Bruce Beveridge: Voters need clarity on EU membership. Picture: Neil Hanna

Bruce Beveridge: Voters need clarity on EU membership. Picture: Neil Hanna

The Scottish and UK governments must break with tradition and publish legal advice on whether an independent Scotland would be admitted to the European Union, the body that represents solicitors in Scotland argues today.

Ministers should disclose the nature of the legal opinion they have received on the issue, the Law Society of Scotland says, to “help provide clarity for voters” in the run-up to next year’s independence referendum.

The call is the first time the body has put pressure on ministers to break with their historic precedent of not revealing government legal advice.

The paper – Scotland’s Constitutional Future: Views, opinions and questions – also questions whether the structure of the Scottish Parliament, with just 129 MSPs, “would be enough to deal with all the new functions“ of an independent state.

The society says that “Scotland would have, in the event of a Yes vote, the capacity to be recognised as an independent state” and be “qualified to join other treaty organisations” such as the defence alliance Nato.

However, the paper’s authors would not say whether an independent Scotland would inherit EU membership or be forced to apply as a new member as it claimed Scottish independence presents the EU with “completely uncharted and unlegislated territory”.

The document also calls on the pro-Union parties to set out a timetable for further devolution in the event of No vote.

The SNP has said an independent Scotland would automatically inherit EU membership on similar terms to those it has within the UK, but unionists insist it would need to apply to join and may not be able to secure the same opt-outs on issues such as currency.

Nationalist ministers last year dropped a court battle to stop publication of whether they had previously sought advice from law officers on EU membership.
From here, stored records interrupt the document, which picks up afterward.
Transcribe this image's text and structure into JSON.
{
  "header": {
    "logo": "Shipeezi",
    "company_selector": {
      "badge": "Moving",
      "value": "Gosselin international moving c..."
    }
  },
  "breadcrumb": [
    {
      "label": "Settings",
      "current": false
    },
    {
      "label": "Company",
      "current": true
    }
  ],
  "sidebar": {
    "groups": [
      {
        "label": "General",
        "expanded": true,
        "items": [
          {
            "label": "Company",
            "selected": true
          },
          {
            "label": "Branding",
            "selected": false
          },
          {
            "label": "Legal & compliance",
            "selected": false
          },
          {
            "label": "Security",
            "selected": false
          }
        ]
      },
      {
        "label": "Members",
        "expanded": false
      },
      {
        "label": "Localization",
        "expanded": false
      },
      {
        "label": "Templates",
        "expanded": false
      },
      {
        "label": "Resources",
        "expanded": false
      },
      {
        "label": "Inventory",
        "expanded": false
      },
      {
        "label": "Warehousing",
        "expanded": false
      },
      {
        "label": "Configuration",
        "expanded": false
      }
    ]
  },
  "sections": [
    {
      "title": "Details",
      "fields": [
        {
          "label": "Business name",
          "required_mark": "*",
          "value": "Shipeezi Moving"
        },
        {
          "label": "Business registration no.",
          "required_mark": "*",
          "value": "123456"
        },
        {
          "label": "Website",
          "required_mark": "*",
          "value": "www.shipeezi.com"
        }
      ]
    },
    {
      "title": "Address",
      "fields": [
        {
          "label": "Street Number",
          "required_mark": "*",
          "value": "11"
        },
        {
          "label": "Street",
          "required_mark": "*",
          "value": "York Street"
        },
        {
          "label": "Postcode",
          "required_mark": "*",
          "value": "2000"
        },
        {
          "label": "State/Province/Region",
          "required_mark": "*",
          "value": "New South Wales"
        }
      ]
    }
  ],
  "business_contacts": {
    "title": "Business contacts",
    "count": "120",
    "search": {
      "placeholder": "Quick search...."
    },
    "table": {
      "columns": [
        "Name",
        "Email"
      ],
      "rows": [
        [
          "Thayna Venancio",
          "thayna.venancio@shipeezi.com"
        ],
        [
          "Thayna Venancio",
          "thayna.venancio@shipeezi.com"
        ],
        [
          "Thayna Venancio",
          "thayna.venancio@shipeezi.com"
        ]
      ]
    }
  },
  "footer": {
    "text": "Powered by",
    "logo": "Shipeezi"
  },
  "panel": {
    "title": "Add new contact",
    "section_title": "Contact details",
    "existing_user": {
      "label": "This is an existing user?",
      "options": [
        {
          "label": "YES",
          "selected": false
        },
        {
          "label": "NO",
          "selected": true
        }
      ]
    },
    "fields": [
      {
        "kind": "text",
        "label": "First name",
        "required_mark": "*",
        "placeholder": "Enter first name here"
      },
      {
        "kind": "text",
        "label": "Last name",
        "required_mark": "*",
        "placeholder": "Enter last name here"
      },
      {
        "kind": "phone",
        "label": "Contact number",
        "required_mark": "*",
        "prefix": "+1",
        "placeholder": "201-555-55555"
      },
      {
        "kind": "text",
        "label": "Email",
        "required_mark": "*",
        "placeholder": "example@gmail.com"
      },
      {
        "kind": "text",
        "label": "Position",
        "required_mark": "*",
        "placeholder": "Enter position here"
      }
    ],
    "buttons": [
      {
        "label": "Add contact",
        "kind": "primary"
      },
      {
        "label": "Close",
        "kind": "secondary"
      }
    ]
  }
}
They still insist the advice will not be published, in line with precedent. They will instead publish a white paper with greater details on Scotland’s position in Europe in the event of a Yes vote.

But the Law Society paper stresses the “need for legal certainty” on the issue to allow voters to make an informed decision in the referendum.

It calls on the SNP administration to set out what would happen if negotiations about EU membership could not be concluded in the 16-month window between a Yes vote and “Independence Day”, the date on which Scotland would become an independent nation.

“Would Independence Day be moved back to allow for a conclusion to negotiations or would Independence Day be a fixed date requiring Scotland to leave the EU and rejoin when the negotiations were concluded?” the paper asks. Meanwhile, Westminster is urged to say whether it would support an application by an independent Scotland to join the EU.

Law Society of Scotland president Bruce Beveridge said: “We think people should have more information about an independent Scotland’s future membership of the EU and that both the Scottish and UK governments should publish the legal advice they have been given to help provide clarity for voters.”

The society said it would “not take a view either for or against independence”, but said the debate in the run-up to the 18 September vote should be “reasoned, informed, informative and respectful”.

Deputy First Minister Nicola Sturgeon said: “This paper makes clear that which-ever interpretation is taken of the EU treaties, Scotland already conforms to the EU’s requirements and qualifies for EU membership in its own right.

“That is a common sense position that we have set out and which is supported by a number of eminent experts in EU affairs.”